The German Marshall Fund announced the results of its annual Transatlantic Trends survey this week, to coincide with the 2014 NATO summit in Wales. The survey results revealed continued support for NATO’s core mission among European and American respondents alike. A majority of those polled believes that NATO is key to securing the territorial integrity of Europe. As for out-of-area deployments, respondents were not so sure.

While the full text is embargoed until September 10, the topline results were made available. The survey was conducted throughout the month of June with some 1,000 respondents in each country, the focus being on 10 NATO members within the European Union, with Turkey as a separate category (though pretty much in line with the European results).

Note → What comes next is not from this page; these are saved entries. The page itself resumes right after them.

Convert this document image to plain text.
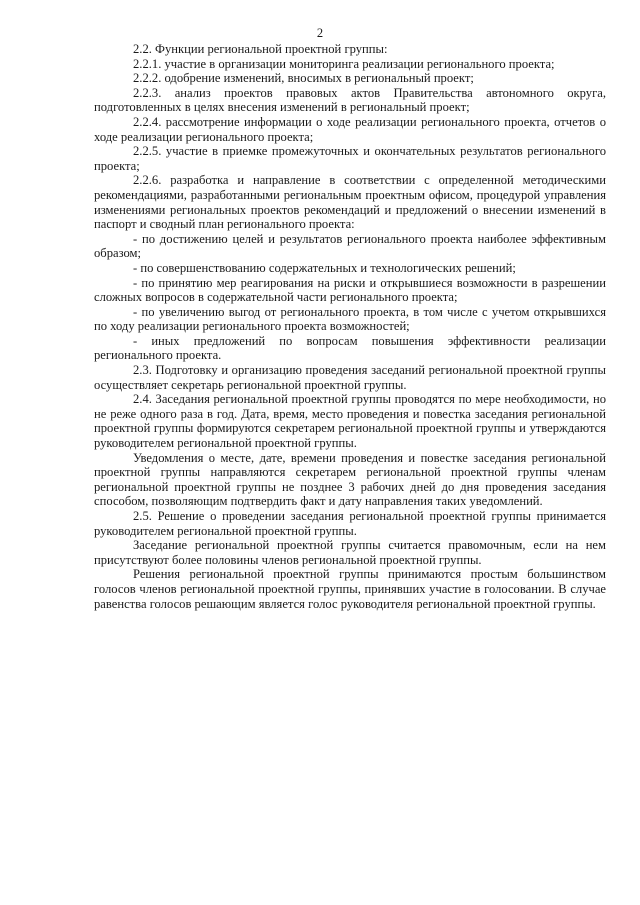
2

2.2. Функции региональной проектной группы:

2.2.1. участие в организации мониторинга реализации регионального проекта;

2.2.2. одобрение изменений, вносимых в региональный проект;

2.2.3. анализ проектов правовых актов Правительства автономного округа, подготовленных в целях внесения изменений в региональный проект;

2.2.4. рассмотрение информации о ходе реализации регионального проекта, отчетов о ходе реализации регионального проекта;

2.2.5. участие в приемке промежуточных и окончательных результатов регионального проекта;

2.2.6. разработка и направление в соответствии с определенной методическими рекомендациями, разработанными региональным проектным офисом, процедурой управления изменениями региональных проектов рекомендаций и предложений о внесении изменений в паспорт и сводный план регионального проекта:

- по достижению целей и результатов регионального проекта наиболее эффективным образом;

- по совершенствованию содержательных и технологических решений;

- по принятию мер реагирования на риски и открывшиеся возможности в разрешении сложных вопросов в содержательной части регионального проекта;

- по увеличению выгод от регионального проекта, в том числе с учетом открывшихся по ходу реализации регионального проекта возможностей;

- иных предложений по вопросам повышения эффективности реализации регионального проекта.

2.3. Подготовку и организацию проведения заседаний региональной проектной группы осуществляет секретарь региональной проектной группы.

2.4. Заседания региональной проектной группы проводятся по мере необходимости, но не реже одного раза в год. Дата, время, место проведения и повестка заседания региональной проектной группы формируются секретарем региональной проектной группы и утверждаются руководителем региональной проектной группы.

Уведомления о месте, дате, времени проведения и повестке заседания региональной проектной группы направляются секретарем региональной проектной группы членам региональной проектной группы не позднее 3 рабочих дней до дня проведения заседания способом, позволяющим подтвердить факт и дату направления таких уведомлений.

2.5. Решение о проведении заседания региональной проектной группы принимается руководителем региональной проектной группы.

Заседание региональной проектной группы считается правомочным, если на нем присутствуют более половины членов региональной проектной группы.

Решения региональной проектной группы принимаются простым большинством голосов членов региональной проектной группы, принявших участие в голосовании. В случае равенства голосов решающим является голос руководителя региональной проектной группы.
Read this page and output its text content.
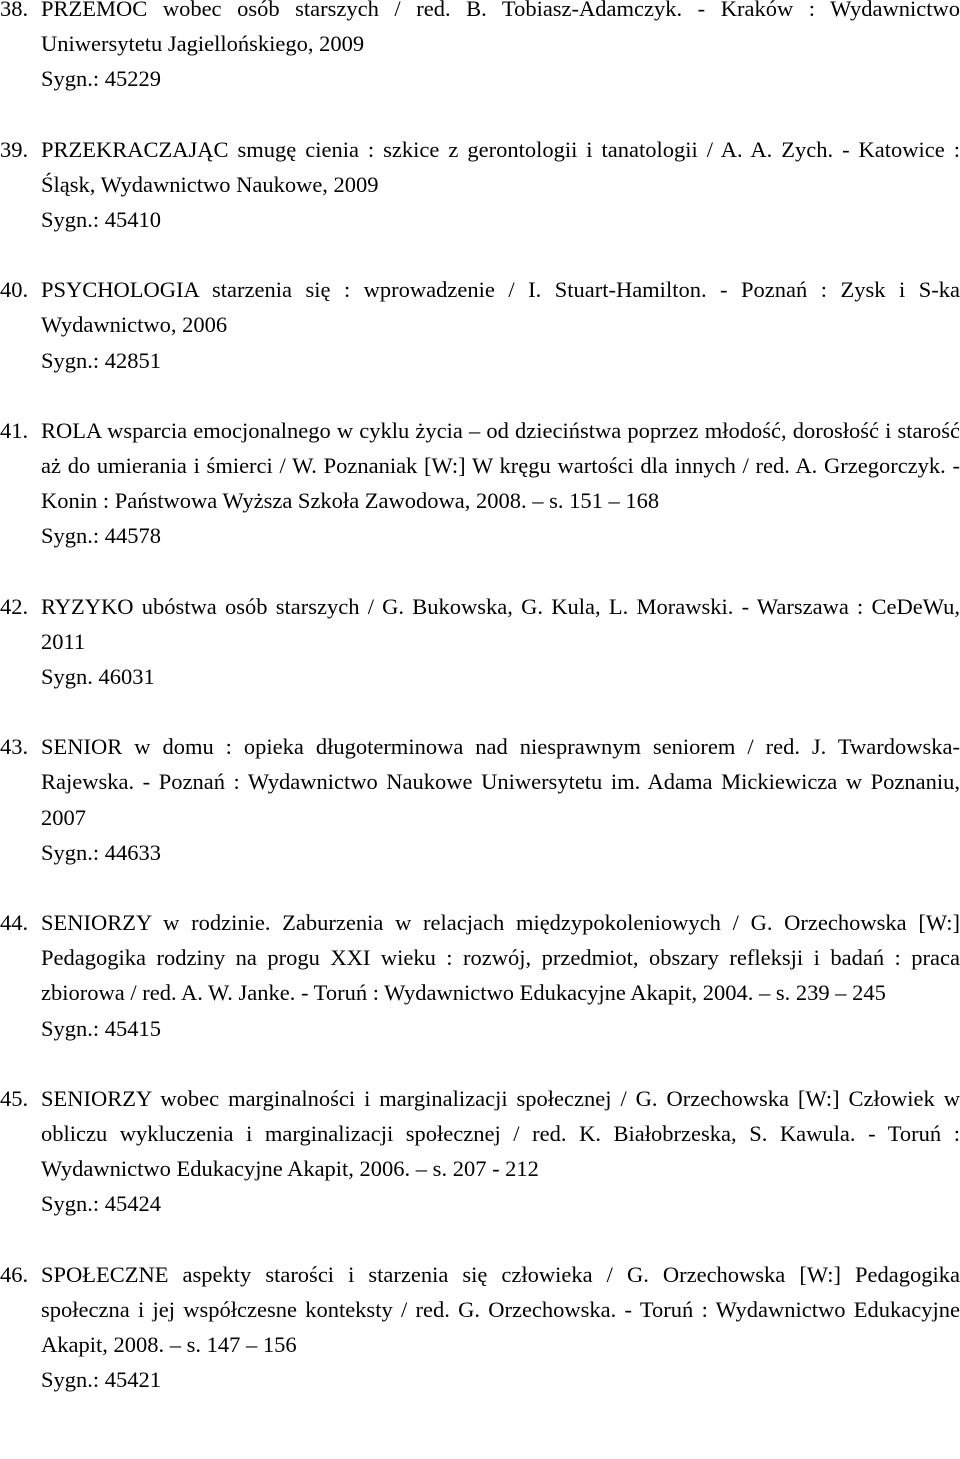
38. PRZEMOC wobec osób starszych / red. B. Tobiasz-Adamczyk. - Kraków : Wydawnictwo Uniwersytetu Jagiellońskiego, 2009
Sygn.: 45229
39. PRZEKRACZAJĄC smugę cienia : szkice z gerontologii i tanatologii / A. A. Zych. - Katowice : Śląsk, Wydawnictwo Naukowe, 2009
Sygn.: 45410
40. PSYCHOLOGIA starzenia się : wprowadzenie / I. Stuart-Hamilton. - Poznań : Zysk i S-ka Wydawnictwo, 2006
Sygn.: 42851
41. ROLA wsparcia emocjonalnego w cyklu życia – od dzieciństwa poprzez młodość, dorosłość i starość aż do umierania i śmierci / W. Poznaniak [W:] W kręgu wartości dla innych / red. A. Grzegorczyk. - Konin : Państwowa Wyższa Szkoła Zawodowa, 2008. – s. 151 – 168
Sygn.: 44578
42. RYZYKO ubóstwa osób starszych / G. Bukowska, G. Kula, L. Morawski. - Warszawa : CeDeWu, 2011
Sygn. 46031
43. SENIOR w domu : opieka długoterminowa nad niesprawnym seniorem / red. J. Twardowska-Rajewska. - Poznań : Wydawnictwo Naukowe Uniwersytetu im. Adama Mickiewicza w Poznaniu, 2007
Sygn.: 44633
44. SENIORZY w rodzinie. Zaburzenia w relacjach międzypokoleniowych / G. Orzechowska [W:] Pedagogika rodziny na progu XXI wieku : rozwój, przedmiot, obszary refleksji i badań : praca zbiorowa / red. A. W. Janke. - Toruń : Wydawnictwo Edukacyjne Akapit, 2004. – s. 239 – 245
Sygn.: 45415
45. SENIORZY wobec marginalności i marginalizacji społecznej / G. Orzechowska [W:] Człowiek w obliczu wykluczenia i marginalizacji społecznej / red. K. Białobrzeska, S. Kawula. - Toruń : Wydawnictwo Edukacyjne Akapit, 2006. – s. 207 - 212
Sygn.: 45424
46. SPOŁECZNE aspekty starości i starzenia się człowieka / G. Orzechowska [W:] Pedagogika społeczna i jej współczesne konteksty / red. G. Orzechowska. - Toruń : Wydawnictwo Edukacyjne Akapit, 2008. – s. 147 – 156
Sygn.: 45421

As NATO leaders discuss front-burner issues like Russian aggression toward Ukraine and the threat from the ISIS terrorist group, the survey reveals that a return to NATO’s core mission to protect the Northern Atlantic space and the borders of its members has clear support. European respondents supported this return to NATO’s core mission by 73 percent; Americans supported it by 59 percent. After a decade of uncertainty about NATO’s role, it is back to basics.

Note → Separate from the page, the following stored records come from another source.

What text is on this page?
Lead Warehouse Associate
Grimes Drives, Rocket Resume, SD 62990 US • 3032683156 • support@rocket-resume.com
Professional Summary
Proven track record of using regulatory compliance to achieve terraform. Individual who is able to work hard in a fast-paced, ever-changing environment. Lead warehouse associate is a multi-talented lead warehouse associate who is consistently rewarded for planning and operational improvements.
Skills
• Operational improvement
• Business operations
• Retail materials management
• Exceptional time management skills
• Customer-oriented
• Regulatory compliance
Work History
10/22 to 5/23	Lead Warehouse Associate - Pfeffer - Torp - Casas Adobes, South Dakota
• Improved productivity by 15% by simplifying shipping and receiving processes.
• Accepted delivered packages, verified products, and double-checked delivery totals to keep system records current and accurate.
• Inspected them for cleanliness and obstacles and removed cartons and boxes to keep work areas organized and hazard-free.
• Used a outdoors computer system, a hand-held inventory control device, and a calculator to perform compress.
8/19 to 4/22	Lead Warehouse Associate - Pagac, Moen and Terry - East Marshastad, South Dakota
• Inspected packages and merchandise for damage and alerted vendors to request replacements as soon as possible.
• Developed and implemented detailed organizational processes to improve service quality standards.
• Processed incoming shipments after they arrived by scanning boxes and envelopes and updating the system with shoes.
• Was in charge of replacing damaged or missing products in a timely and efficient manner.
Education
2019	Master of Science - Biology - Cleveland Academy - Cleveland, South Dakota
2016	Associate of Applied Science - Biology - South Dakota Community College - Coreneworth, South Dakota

Less enthusiasm is found for out-of-area missions, of which there has been a decade in Afghanistan and Iraq. Americans support out-of-area missions by a plurality of 49 percent (42 percent oppose them, the rest are not sure), while a majority of Europeans, 51 percent, do not. As for arming countries under threat, such as Ukraine, Americans are in favor by 53 percent, but Europeans are opposed by 52 percent.

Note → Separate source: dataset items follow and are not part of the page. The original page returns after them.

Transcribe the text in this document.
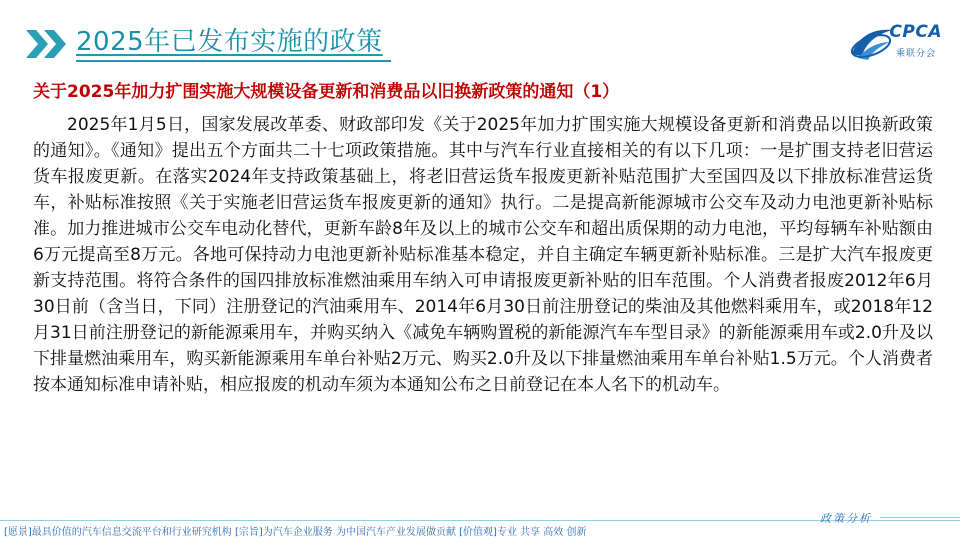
2025年已发布实施的政策	CPCA
乘联分会
关于2025年加力扩围实施大规模设备更新和消费品以旧换新政策的通知（1）

2025年1月5日，国家发展改革委、财政部印发《关于2025年加力扩围实施大规模设备更新和消费品以旧换新政策的通知》。《通知》提出五个方面共二十七项政策措施。其中与汽车行业直接相关的有以下几项：一是扩围支持老旧营运货车报废更新。在落实2024年支持政策基础上，将老旧营运货车报废更新补贴范围扩大至国四及以下排放标准营运货车，补贴标准按照《关于实施老旧营运货车报废更新的通知》执行。二是提高新能源城市公交车及动力电池更新补贴标准。加力推进城市公交车电动化替代，更新车龄8年及以上的城市公交车和超出质保期的动力电池，平均每辆车补贴额由6万元提高至8万元。各地可保持动力电池更新补贴标准基本稳定，并自主确定车辆更新补贴标准。三是扩大汽车报废更新支持范围。将符合条件的国四排放标准燃油乘用车纳入可申请报废更新补贴的旧车范围。个人消费者报废2012年6月30日前（含当日，下同）注册登记的汽油乘用车、2014年6月30日前注册登记的柴油及其他燃料乘用车，或2018年12月31日前注册登记的新能源乘用车，并购买纳入《减免车辆购置税的新能源汽车车型目录》的新能源乘用车或2.0升及以下排量燃油乘用车，购买新能源乘用车单台补贴2万元、购买2.0升及以下排量燃油乘用车单台补贴1.5万元。个人消费者按本通知标准申请补贴，相应报废的机动车须为本通知公布之日前登记在本人名下的机动车。

政策分析
[愿景]最具价值的汽车信息交流平台和行业研究机构 [宗旨]为汽车企业服务 为中国汽车产业发展做贡献 [价值观]专业 共享 高效 创新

Support remains solid, however, for less-controversial non-military support for Afghanistan and Ukraine. Among Europeans, 57 percent are in favor of stabilizing Afghanistan, and 53 percent of Americans are as well. As for EU economic support for Ukraine (even in the face of Russian opposition), 73 percent of Europeans approve, as do 55 percent of Americans.

Protecting the territorial integrity of its members is NATO’s core mission, however, which cannot be done absent investment in conventional military capabilities. As Luke Coffey and Daniel Kochis of The Heritage Foundation’s Margaret Thatcher Center for Freedom write:

Although it is completely inconceivable to those in Western Europe, there are those in NATO’s east that face legitimate security concerns from Russia. For those NATO members that lived under the iron fist of the Warsaw Pact or in fact were outright absorbed into the Soviet Union after World War II, Russia’s bellicose behavior today is seen as an existential threat. Even though the Cold War is over, there is still plenty for NATO to do to defend against 21st-century threats in the North Atlantic region.

The renewed Russian aggression toward Ukraine has had the silver lining of waking up Europeans and Americans alike. Now it is up to their leaders to profit from public support for NATO and argue for investing in the organization as the pillar of stability, security, and continued transatlantic partnership.